ART DE VIVRE
La philosophie - amour de la sagesse – a pour "fin ultime" selon Spinoza, la
constitution d’une authentique éthique du bonheur et de la liberté ; Cicéron, lui,
précise la sagesse est l’art de vivre. Un théologien ne dirait pas autrement. C’est le
cas de Hans Kung, dans son dernier livre « Was ich glaube », (Ce que je crois), qui
répond à la question : En toute franchise, que croyez-vous personnellement ? La
traduction française porte le titre : Faire confiance à la vie.
Toute une série de philosophes, des plus anciens, comme Epicure, aux plus
modernes, comme Frédéric Lenoir, reprennent le même thème, et c’est dans l’art de
vivre qu’on rencontre la voie, la vérité et la vie, qui d’ailleurs n’expriment à leur tour
qu’un art d’aimer. Ainsi l’art de vivre recouvre bien une Ethique fondamentale qui
n’est autre que la première (Levinas) et la dernière philosophie, en fait l’expression
des Droits et des Devoirs du citoyen. «Enlève le droit — et alors qu’est ce qui
distingue l’Etat d’une bande de brigands?» dit un jour saint Augustin.
Avant d’être une conception, la vie « est », indépendamment de nos cogitations,is
de nos doutes légitimes ou non, et en tant que telle elle suppose non pas une
définition ma une réponse : Oui ou non, qu’on peut traduire, positivement, en trois
moments :
- exode : c’est l’ouverture : sortir de soi vers l’autre, de la défiance, ou aller de la
méfiance à la confiance …
- méthode comportant de multiples cheminements, l’important étant le sommet ;
- synode, di grec « cheminer ensemble » : la communion comme joie de vivre.

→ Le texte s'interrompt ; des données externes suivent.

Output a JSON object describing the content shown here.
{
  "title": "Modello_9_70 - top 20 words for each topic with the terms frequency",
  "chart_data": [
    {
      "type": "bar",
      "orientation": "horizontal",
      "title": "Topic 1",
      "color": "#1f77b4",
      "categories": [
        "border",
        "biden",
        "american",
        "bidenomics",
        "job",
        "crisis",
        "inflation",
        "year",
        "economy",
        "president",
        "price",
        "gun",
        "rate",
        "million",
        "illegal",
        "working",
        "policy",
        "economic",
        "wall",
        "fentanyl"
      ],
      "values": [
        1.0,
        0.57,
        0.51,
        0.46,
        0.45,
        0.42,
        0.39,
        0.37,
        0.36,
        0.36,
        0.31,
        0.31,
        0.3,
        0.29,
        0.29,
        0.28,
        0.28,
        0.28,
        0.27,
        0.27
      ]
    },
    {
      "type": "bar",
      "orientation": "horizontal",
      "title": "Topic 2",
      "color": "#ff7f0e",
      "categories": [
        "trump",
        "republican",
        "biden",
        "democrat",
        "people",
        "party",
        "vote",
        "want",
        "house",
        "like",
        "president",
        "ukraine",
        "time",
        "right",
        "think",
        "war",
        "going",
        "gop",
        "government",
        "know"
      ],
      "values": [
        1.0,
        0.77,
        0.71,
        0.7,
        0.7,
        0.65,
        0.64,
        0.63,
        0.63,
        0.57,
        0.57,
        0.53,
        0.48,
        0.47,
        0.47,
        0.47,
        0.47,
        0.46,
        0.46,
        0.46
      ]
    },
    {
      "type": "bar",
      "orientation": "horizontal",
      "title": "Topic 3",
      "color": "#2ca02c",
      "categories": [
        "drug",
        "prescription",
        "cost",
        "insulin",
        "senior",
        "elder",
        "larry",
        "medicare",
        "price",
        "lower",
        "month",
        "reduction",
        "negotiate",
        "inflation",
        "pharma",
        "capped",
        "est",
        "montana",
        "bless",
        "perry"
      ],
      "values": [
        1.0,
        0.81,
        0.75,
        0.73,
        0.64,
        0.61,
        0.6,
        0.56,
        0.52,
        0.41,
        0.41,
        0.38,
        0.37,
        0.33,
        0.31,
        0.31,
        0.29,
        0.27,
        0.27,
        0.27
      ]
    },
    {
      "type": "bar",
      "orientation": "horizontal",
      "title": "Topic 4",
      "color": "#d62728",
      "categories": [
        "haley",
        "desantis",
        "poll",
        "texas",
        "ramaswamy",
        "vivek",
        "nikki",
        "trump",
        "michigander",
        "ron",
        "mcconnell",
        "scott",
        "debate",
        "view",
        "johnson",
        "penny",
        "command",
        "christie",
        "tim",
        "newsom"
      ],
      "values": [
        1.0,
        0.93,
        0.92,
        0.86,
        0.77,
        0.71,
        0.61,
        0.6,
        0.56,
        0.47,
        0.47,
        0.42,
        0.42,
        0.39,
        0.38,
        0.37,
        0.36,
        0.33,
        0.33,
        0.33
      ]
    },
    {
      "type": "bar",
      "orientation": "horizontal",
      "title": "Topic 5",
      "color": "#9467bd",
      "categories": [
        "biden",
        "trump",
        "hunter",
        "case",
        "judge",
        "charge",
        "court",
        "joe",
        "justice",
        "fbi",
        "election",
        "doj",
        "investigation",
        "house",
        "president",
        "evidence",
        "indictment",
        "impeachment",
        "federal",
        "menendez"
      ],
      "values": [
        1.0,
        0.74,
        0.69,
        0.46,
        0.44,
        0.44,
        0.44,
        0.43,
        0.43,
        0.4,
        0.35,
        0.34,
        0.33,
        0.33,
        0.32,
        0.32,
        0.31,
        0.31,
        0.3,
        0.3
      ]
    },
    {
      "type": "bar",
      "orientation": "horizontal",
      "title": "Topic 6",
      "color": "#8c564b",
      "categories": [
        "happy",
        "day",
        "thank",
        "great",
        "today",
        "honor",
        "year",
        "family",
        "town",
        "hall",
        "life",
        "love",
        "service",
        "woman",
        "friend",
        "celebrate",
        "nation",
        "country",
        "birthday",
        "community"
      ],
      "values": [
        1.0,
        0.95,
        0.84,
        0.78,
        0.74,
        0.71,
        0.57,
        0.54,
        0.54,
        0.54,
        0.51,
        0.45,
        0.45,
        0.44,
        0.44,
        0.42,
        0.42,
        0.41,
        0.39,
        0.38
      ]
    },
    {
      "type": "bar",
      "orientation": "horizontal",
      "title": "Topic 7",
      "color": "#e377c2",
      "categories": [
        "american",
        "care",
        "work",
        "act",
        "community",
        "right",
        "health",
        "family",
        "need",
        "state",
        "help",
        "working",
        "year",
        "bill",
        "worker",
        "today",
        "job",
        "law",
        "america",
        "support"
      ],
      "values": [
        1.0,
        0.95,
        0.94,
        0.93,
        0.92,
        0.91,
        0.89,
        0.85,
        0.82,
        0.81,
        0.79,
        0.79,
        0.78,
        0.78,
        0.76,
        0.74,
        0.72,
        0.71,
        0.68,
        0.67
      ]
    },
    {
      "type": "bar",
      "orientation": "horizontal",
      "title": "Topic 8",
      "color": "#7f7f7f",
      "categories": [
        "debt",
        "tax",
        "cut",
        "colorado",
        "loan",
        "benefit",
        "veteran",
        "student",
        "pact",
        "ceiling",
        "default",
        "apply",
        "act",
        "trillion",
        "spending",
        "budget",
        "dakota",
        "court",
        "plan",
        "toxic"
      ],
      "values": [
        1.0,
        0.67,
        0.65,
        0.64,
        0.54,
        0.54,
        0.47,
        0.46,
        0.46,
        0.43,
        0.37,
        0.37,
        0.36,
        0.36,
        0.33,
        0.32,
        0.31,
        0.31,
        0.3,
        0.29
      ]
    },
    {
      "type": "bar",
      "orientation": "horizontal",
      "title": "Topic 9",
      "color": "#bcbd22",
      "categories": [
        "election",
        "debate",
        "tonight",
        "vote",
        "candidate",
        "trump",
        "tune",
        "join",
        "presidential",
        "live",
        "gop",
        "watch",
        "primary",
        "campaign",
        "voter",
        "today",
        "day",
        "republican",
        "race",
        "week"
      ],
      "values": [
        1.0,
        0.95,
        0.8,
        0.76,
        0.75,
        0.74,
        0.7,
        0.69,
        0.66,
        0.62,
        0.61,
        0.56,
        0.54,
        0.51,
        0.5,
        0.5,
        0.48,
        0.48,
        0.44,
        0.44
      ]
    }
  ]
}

1. Exode/ sortir à la lumière.
Le principe de raison n’étant que le principe de causalité, qui implique une origine
mais aussi un sens final, lequel nous est inconnu, on pourra chercher tant qu’on
veut mais on n’y trouvera pas une raison qui puisse expliquer le don de la vie. On
est dans la pure gratuité. Que faire alors ? Paradoxalement, mais heureusement,
cela n’empêche pas de vivre, ni d’aimer, ni même, du moment qu’on s’accepte
comme être rationnel, d’exercer ce don sans autres limites que celles fixées par la
raison même. C’est vrai, comme dit Pascal que le cœur a ses raisons que la raison
ne connaît pas, mais raisonnable ne coïncide pas avec rationnel, si bien qu’on peut
arriver à un consensus universel volontaire, à partir d’une trilogie formée d’abord par
un langage commun récursif, une grande compassion, mais toujours sur la base
d’un minimum de rationalité. .
Les hommes face à l’indéfinissable, ne nourrissent pas seulement un désir sans
limites qui peut entrer en rivalité avec les autres, suscitant ainsi, comme dit René
Girard, un conflit mimétique. Incapable de se résoudre par lui-même, ce conflit
débouche sur le sacrifice d’une victime expiatoire, à l’origine du sacré dans la
mesure où il amène du moins pour un certain temps une pacification. Cependant
ce désir infini peut et doit se conjuguer avec un autre aspect pas forcément
concurrent, mais empathique, dont les hommes, à la différence des animaux qui
l’ont aussi, sont conscients. En fait l’être humain se trouve toujours dans la situation
responsable et raisonnable de concilier rivalité et solidarité, de sorte que s’établisse
entre l’une et l’autre plutôt une complicité pour aller toujours mieux et plus haut.